Evaluating Standard and Dialectal Frisian ASR: Multilingual Fine-tuning and Language Identification for Improved Low-resource Performance
Reihaneh Amooie, Wietse de Vries, Yun Hao, Jelske Dijkstra, Matt Coler, Martijn Wieling
TL;DR
This paper tackles ASR for Frisian, a low-resource language with notable dialectal variation, by exploring multilingual self-supervised pretraining and fine-tuning augmented with language identification. Using the XLS-R 1B model, the authors fine-tune Frisian data in combination with Dutch, German, and English, and inject an LID token to condition transcription. They find that Dutch and German aid Frisian ASR on standard data, while English can hurt performance; LID yields modest gains on standard data but clearer benefits for dialectal SPRAAKLAB data, and dialect performance is strongly influenced by how dialects are elicited.

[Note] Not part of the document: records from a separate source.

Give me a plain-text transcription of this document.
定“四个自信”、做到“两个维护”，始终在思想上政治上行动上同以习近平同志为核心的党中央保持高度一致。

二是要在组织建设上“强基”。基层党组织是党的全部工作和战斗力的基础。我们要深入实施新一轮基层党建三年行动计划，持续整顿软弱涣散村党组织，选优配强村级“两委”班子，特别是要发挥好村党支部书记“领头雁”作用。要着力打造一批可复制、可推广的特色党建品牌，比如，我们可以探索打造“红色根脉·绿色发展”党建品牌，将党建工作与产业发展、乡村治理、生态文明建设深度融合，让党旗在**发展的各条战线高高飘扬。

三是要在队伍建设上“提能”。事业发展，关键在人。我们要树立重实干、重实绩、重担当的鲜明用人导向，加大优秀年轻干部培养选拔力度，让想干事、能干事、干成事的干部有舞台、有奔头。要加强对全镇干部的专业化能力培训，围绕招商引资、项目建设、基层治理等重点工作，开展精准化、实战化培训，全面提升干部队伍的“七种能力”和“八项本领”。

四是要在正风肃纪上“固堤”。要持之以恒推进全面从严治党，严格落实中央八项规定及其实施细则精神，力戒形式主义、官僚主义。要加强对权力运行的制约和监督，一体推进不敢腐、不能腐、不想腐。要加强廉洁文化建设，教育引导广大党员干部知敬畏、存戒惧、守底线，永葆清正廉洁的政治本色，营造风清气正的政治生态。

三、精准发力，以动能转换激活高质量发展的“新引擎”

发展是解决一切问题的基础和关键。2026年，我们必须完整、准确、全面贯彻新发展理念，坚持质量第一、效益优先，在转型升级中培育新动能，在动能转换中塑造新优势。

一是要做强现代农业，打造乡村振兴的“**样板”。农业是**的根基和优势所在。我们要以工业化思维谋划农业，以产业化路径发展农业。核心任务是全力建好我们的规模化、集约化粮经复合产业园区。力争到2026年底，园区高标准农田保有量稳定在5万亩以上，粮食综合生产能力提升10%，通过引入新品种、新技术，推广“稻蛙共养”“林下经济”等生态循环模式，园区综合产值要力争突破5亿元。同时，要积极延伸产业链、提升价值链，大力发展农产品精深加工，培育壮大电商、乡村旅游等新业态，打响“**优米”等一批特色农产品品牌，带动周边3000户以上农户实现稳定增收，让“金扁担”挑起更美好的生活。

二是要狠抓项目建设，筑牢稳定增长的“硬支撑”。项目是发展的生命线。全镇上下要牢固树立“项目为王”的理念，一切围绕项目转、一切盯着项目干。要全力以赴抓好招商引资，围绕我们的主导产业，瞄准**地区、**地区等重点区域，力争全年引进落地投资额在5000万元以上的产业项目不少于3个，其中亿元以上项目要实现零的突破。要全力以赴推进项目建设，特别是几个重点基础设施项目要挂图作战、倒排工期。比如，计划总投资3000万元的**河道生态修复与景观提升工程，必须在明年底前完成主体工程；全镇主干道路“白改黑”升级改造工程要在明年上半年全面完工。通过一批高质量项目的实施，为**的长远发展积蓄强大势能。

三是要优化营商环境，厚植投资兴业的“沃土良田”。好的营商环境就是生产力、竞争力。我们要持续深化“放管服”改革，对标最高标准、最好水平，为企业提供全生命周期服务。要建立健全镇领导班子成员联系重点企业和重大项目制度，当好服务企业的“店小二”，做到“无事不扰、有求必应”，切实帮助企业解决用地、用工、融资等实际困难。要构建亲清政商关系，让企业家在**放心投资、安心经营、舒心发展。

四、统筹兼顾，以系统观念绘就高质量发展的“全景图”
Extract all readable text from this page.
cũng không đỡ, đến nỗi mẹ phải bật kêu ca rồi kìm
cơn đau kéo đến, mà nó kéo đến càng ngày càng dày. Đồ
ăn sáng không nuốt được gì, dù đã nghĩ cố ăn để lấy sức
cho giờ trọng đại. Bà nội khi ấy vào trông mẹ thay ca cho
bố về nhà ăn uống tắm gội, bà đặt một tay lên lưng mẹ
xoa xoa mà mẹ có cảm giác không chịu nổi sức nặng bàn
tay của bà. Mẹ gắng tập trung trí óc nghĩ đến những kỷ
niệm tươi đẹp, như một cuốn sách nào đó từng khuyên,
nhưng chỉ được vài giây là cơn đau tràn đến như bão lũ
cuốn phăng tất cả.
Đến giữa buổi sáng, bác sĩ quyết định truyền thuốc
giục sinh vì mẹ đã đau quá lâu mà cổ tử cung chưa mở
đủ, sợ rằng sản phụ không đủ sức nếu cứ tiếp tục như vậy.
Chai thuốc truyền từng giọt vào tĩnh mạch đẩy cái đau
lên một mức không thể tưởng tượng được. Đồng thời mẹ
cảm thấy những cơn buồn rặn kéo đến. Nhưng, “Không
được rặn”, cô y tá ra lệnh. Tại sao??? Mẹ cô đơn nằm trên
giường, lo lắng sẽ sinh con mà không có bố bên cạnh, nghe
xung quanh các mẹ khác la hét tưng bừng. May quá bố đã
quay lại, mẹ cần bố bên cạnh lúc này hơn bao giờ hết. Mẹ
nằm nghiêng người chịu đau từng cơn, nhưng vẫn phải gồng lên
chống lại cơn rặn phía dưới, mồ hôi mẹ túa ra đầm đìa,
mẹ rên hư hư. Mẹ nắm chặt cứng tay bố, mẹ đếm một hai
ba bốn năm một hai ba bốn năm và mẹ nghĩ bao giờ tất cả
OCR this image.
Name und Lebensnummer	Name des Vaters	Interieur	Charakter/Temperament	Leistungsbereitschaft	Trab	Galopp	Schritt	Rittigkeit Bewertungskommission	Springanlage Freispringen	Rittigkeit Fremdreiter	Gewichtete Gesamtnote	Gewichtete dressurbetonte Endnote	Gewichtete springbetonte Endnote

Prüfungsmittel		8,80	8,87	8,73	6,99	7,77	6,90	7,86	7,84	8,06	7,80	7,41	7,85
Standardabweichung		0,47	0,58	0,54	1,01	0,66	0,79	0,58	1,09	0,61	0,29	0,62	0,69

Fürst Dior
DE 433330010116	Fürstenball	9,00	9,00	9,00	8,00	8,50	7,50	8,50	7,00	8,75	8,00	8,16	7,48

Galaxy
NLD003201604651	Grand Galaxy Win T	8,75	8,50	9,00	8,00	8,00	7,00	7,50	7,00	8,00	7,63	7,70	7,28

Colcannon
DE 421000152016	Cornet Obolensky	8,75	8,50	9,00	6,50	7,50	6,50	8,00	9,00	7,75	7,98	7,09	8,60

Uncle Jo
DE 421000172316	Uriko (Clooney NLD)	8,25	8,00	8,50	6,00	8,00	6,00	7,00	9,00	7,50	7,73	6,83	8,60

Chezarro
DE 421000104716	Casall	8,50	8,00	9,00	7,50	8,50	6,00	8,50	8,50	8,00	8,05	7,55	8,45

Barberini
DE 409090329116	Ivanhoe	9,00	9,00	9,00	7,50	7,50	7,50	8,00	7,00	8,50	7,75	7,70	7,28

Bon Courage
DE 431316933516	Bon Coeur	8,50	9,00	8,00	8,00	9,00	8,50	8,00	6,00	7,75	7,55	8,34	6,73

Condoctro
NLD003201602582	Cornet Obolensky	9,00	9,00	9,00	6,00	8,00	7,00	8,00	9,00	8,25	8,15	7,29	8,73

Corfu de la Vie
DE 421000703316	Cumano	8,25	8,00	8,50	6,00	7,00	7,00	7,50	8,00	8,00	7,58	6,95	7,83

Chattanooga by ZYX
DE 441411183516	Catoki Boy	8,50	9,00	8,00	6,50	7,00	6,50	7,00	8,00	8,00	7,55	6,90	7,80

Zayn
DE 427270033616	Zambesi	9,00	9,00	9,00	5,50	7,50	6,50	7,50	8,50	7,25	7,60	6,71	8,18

The study suggests that evaluating only standard Frisian data underestimates real-world performance in dialect-rich settings and underscores the value of multilingual, context-aware approaches for improving ASR in minority languages.
Abstract
Automatic Speech Recognition (ASR) performance for low-resource languages is still far behind that of higher-resource languages such as English, due to a lack of sufficient labeled data. State-of-the-art methods deploy self-supervised transfer learning where a model pre-trained on large amounts of data is fine-tuned using little labeled data in a target low-resource language. In this paper, we present and examine a method for fine-tuning an SSL-based model in order to improve the performance for Frisian and its regional dialects (Clay Frisian, Wood Frisian, and South Frisian). We show that Frisian ASR performance can be improved by using multilingual (Frisian, Dutch, English and German) fine-tuning data and an auxiliary language identification task. In addition, our findings show that performance on dialectal speech suffers substantially, and, importantly, that this effect is moderated by the elicitation approach used to collect the dialectal data. Our findings also particularly suggest that relying solely on standard language data for ASR evaluation may underestimate real-world performance, particularly in languages with substantial dialectal variation.